Il Frosinone allunga la sua striscia positiva a 9 risultati utili consecutivi; fallisce l’obiettivo della quinta vittoria consecutiva, ma il pareggio strappato all’ultimo minuto contro il Cosenza fa fruttare un punto pesante. Da segnalare la prima gioia ciociara di Emanuele Pecorino, autore del gol che fissa il risultato sul 2-2, che dopo mesi difficili si appresta a vivere questo rush finale da protagonista.
Frosinone – Cosenza, la partita
Nel giorno in cui tutti si aspettavano la quinta vittoria consecutiva per i ragazzi di Paolo Bianco (sarebbe stato record per il mister), il Frosinone ha mostrato anche l’altro lato della medaglia: quello della fragilità, ma anche della resilienza. I ciociari, rinvigoriti dalla recente striscia positiva, partono con un obiettivo chiaro – blindare quanto prima una salvezza che solo poche settimane fa sembrava un miraggio.
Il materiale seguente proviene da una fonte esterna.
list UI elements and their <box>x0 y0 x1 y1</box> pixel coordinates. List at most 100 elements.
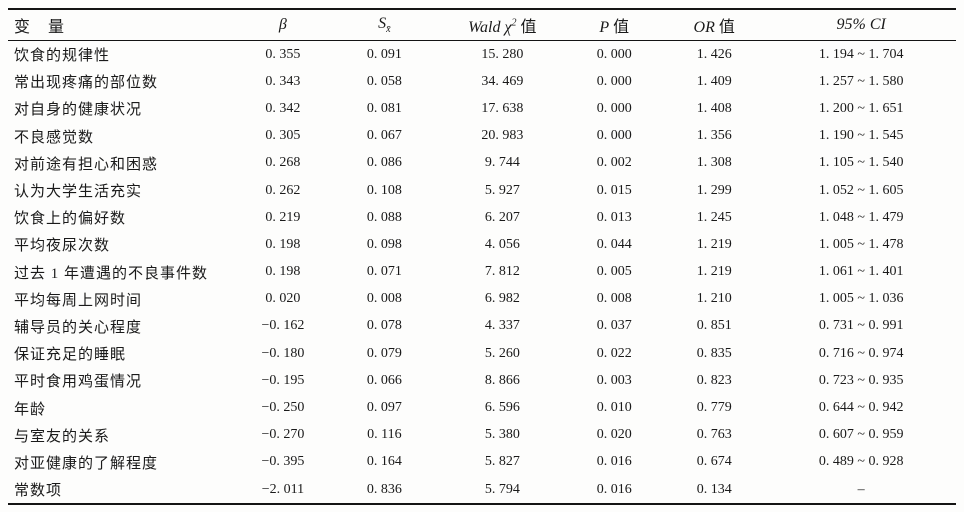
cell-variable: 认为大学生活充实 <box>14 184 143 201</box>
cell-se: 0. 058 <box>366 73 402 89</box>
cell-or: 1. 308 <box>696 155 732 171</box>
cell-ci: 1. 061 ~ 1. 401 <box>818 264 904 280</box>
cell-ci: 1. 257 ~ 1. 580 <box>818 73 904 89</box>
cell-beta: −2. 011 <box>261 481 305 497</box>
cell-ci: 0. 716 ~ 0. 974 <box>818 345 904 361</box>
cell-p: 0. 016 <box>596 454 632 470</box>
cell-wald: 5. 827 <box>484 454 520 470</box>
cell-wald: 15. 280 <box>481 46 524 62</box>
table-row: 饮食上的偏好数 0. 219 0. 088 6. 207 0. 013 1. 2… <box>8 204 956 231</box>
cell-or: 0. 134 <box>696 481 732 497</box>
cell-or: 0. 835 <box>696 345 732 361</box>
cell-p: 0. 044 <box>596 236 632 252</box>
cell-se: 0. 081 <box>366 100 402 116</box>
table-row: 饮食的规律性 0. 355 0. 091 15. 280 0. 000 1. 4… <box>8 41 956 69</box>
cell-ci: 0. 731 ~ 0. 991 <box>818 318 904 334</box>
cell-beta: 0. 342 <box>265 100 301 116</box>
cell-variable: 辅导员的关心程度 <box>14 319 143 336</box>
table-row: 常数项 −2. 011 0. 836 5. 794 0. 016 0. 134 … <box>8 476 956 504</box>
cell-variable: 不良感觉数 <box>14 129 95 146</box>
cell-wald: 6. 207 <box>484 209 520 225</box>
cell-variable: 对前途有担心和困惑 <box>14 156 159 173</box>
table-row: 常出现疼痛的部位数 0. 343 0. 058 34. 469 0. 000 1… <box>8 68 956 95</box>
col-header-se: Sx̄ <box>330 9 439 41</box>
cell-wald: 9. 744 <box>484 155 520 171</box>
cell-variable: 平均每周上网时间 <box>14 292 143 309</box>
cell-p: 0. 013 <box>596 209 632 225</box>
cell-p: 0. 037 <box>596 318 632 334</box>
cell-or: 1. 245 <box>696 209 732 225</box>
cell-variable: 保证充足的睡眠 <box>14 347 127 364</box>
cell-beta: −0. 195 <box>261 372 305 388</box>
cell-ci: 1. 005 ~ 1. 478 <box>818 236 904 252</box>
cell-beta: −0. 180 <box>261 345 305 361</box>
cell-beta: 0. 355 <box>265 46 301 62</box>
cell-or: 0. 851 <box>696 318 732 334</box>
cell-beta: 0. 198 <box>265 236 301 252</box>
cell-beta: −0. 270 <box>261 427 305 443</box>
cell-ci: 1. 048 ~ 1. 479 <box>818 209 904 225</box>
cell-p: 0. 008 <box>596 291 632 307</box>
cell-beta: 0. 020 <box>265 291 301 307</box>
cell-wald: 4. 337 <box>484 318 520 334</box>
cell-variable: 与室友的关系 <box>14 428 111 445</box>
cell-beta: −0. 162 <box>261 318 305 334</box>
cell-variable: 年龄 <box>14 401 47 418</box>
cell-se: 0. 008 <box>366 291 402 307</box>
cell-or: 1. 210 <box>696 291 732 307</box>
cell-or: 0. 823 <box>696 372 732 388</box>
cell-p: 0. 010 <box>596 400 632 416</box>
cell-variable: 常出现疼痛的部位数 <box>14 75 159 92</box>
cell-p: 0. 000 <box>596 73 632 89</box>
table-row: 平均夜尿次数 0. 198 0. 098 4. 056 0. 044 1. 21… <box>8 231 956 258</box>
cell-beta: 0. 219 <box>265 209 301 225</box>
cell-ci: 0. 607 ~ 0. 959 <box>818 427 904 443</box>
cell-beta: −0. 395 <box>261 454 305 470</box>
cell-wald: 5. 380 <box>484 427 520 443</box>
cell-ci: 1. 200 ~ 1. 651 <box>818 100 904 116</box>
cell-p: 0. 005 <box>596 264 632 280</box>
cell-se: 0. 066 <box>366 372 402 388</box>
table-row: 对前途有担心和困惑 0. 268 0. 086 9. 744 0. 002 1.… <box>8 150 956 177</box>
cell-or: 0. 763 <box>696 427 732 443</box>
cell-se: 0. 836 <box>366 481 402 497</box>
cell-wald: 6. 982 <box>484 291 520 307</box>
table-body: 饮食的规律性 0. 355 0. 091 15. 280 0. 000 1. 4… <box>8 41 956 505</box>
cell-wald: 5. 794 <box>484 481 520 497</box>
table-row: 不良感觉数 0. 305 0. 067 20. 983 0. 000 1. 35… <box>8 123 956 150</box>
cell-p: 0. 016 <box>596 481 632 497</box>
cell-or: 0. 674 <box>696 454 732 470</box>
cell-variable: 饮食的规律性 <box>14 48 111 65</box>
cell-or: 1. 219 <box>696 264 732 280</box>
cell-se: 0. 088 <box>366 209 402 225</box>
table-row: 年龄 −0. 250 0. 097 6. 596 0. 010 0. 779 0… <box>8 394 956 421</box>
col-header-or: OR 值 <box>662 9 767 41</box>
cell-ci: 0. 489 ~ 0. 928 <box>818 454 904 470</box>
cell-se: 0. 086 <box>366 155 402 171</box>
cell-beta: 0. 343 <box>265 73 301 89</box>
cell-ci: 1. 105 ~ 1. 540 <box>818 155 904 171</box>
cell-or: 0. 779 <box>696 400 732 416</box>
cell-ci: 0. 644 ~ 0. 942 <box>818 400 904 416</box>
cell-ci: 1. 194 ~ 1. 704 <box>818 46 904 62</box>
cell-se: 0. 116 <box>367 427 402 443</box>
table-row: 对亚健康的了解程度 −0. 395 0. 164 5. 827 0. 016 0… <box>8 449 956 476</box>
cell-or: 1. 408 <box>696 100 732 116</box>
table-row: 对自身的健康状况 0. 342 0. 081 17. 638 0. 000 1.… <box>8 95 956 122</box>
cell-wald: 7. 812 <box>484 264 520 280</box>
cell-variable: 平时食用鸡蛋情况 <box>14 374 143 391</box>
table-row: 与室友的关系 −0. 270 0. 116 5. 380 0. 020 0. 7… <box>8 422 956 449</box>
cell-p: 0. 002 <box>596 155 632 171</box>
col-header-wald: Wald χ2 值 <box>438 9 567 41</box>
cell-p: 0. 000 <box>596 100 632 116</box>
cell-or: 1. 409 <box>696 73 732 89</box>
cell-variable: 对自身的健康状况 <box>14 102 143 119</box>
cell-ci: 0. 723 ~ 0. 935 <box>818 372 904 388</box>
cell-se: 0. 079 <box>366 345 402 361</box>
cell-beta: 0. 305 <box>265 128 301 144</box>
Tuttavia, il piano partita si complica sin da subito. Il Cosenza, fanalino di coda ma tutt’altro che remissivo, colpisce alla prima vera occasione. Al 25’, è Artistico a capitalizzare un’azione ben orchestrata da Cimino. Una doccia fredda, che però non congela il Frosinone. I padroni di casa reagiscono e al 38’ trovano il pareggio con Darboe, il migliore dei suoi nel primo tempo, servito alla perfezione da Kvernadze. Un gol che potrebbe rimettere in equilibrio tutto, ma la frenesia e la voglia di ribaltare il punteggio giocano un brutto scherzo. Distefano spreca la palla del vantaggio e poco dopo Rizzo Pinna, con un’iniziativa personale, riporta avanti il Cosenza. L’inerzia, almeno fino all’intervallo, è tutta dei calabresi.
Il secondo tempo è un lungo assedio giallazzurro. Bianco cambia subito, inserendo Barcella per un generoso Vural, e la squadra aumenta i giri. Ma il primo squillo vero è ancora del Cosenza, con Florenzi che sfiora il gol con un tiro a giro che lambisce il palo. Poi, finalmente, il Frosinone si scuote: Kvernadze prova dalla distanza, Micai vola e devia. È il preludio a una serie di occasioni che rendono il match un autentico batti e ribatti.
Frosinone, decisivo il lampo di Pecorino
Tsadjout si divora un gol a porta praticamente sguarnita, Artistico replica poco dopo sfiorando la doppietta. Micai si conferma tra i protagonisti, respingendo le velleità del Frosinone con una freddezza che non ti aspetti da un portiere sotto pressione per novanta minuti.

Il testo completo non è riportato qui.